Elogio de uma certa abstenção
Cada vez me custa mais perceber porque é que tanta gente em Portugal se preocupa tanto com os elevados níveis de abstenção dos nossos atos eleitorais (43% nas legislativas de 2015, 51% nas presidenciais de 2016, 47,4% nas autárquicas de 2013, para já não falar dos portentosos 66,2% nas europeias de 2014).
Parece que quem o faz julga que a maior parte dos que faltam às urnas fazem mesmo alguma falta à democracia. Ou, dito de outra forma, que tem necessariamente de haver uma correspondência entre quantidade de votos e qualidade dos votos – e, por consequência, qualidade dos políticos eleitos e das suas políticas
Não percebo francamente esse automatismo – e basta olhar para a primeira volta das eleições francesas, no domingo. A abstenção ficou-se por mínimos históricos, 22%. Por cá, só uma vez é que os valores foram inferiores a esses (15,6% em 1980, na reeleição de Ramalho Eanes). De resto, foram sempre acima, mesmo em fevereiro de 1986, nas presidenciais mais dramáticas de sempre, as que elegeram Mário Soares contra Freitas do Amaral.
Ora, os mesmos sensacionais 78% de participação em França implicaram também que mais ou menos 40% dos votos expressos – 14,6 milhões de franceses, mais coisa menos coisa – se tenham concentrado em dois projetos políticos (o de Marine Le Pen e o de Jean-Luc Mélenchon) que fazem do medo, da irracionalidade e do soberanismo delirante o seu principal argumento para obtenção de cruzinhas no boletim. Assustador é dizer pouco.

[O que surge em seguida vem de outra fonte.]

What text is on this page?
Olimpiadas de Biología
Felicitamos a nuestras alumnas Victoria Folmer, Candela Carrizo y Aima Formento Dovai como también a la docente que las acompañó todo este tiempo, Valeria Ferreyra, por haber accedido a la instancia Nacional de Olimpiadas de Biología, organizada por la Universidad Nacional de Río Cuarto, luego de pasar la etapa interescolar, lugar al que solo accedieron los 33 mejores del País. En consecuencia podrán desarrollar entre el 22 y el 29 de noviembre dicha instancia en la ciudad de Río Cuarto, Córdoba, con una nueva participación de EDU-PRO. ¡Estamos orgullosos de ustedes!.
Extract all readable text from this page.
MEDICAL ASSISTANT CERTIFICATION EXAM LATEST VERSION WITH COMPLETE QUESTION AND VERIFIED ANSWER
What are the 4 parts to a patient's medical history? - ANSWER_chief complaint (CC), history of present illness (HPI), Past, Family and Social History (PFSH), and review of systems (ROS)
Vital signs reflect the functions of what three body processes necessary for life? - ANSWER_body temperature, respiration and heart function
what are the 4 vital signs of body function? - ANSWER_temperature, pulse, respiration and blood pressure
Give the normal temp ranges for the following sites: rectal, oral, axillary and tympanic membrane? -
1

Ora, por cá já há muito passou o tempo em que era preciso andar de táxi para conhecermos pessoas suscetíveis de integrarem com grande entusiasmo os enormes exércitos eleitorais como os da Sra. Le Pen ou do Sr. Mélenchon. A emergência das redes sociais na internet e das caixas de comentários nos sites informativos mostrou que o que não falta por aí são eleitores portugueses que, se fossem franceses, teriam votado num daqueles dois candidatos (mais, provavelmente, na Sra. Le Pen). Evidentemente, não sei quantificá-los mas de uma coisa não tenho dúvida: são muitos e andam aí.
Acontece, todavia, que não votam – ou pouco votam, tanto faz. E assim como não me importa muito que adeptos de claques se entretenham uns com os outros a testarem os limites da seleção natural, também não me importa nada que a grunharia eleitoral portuguesa fique em casa. Enquanto a raiva não tiver representação eleitoral fico descansado. Se for por vontade própria, melhor ainda.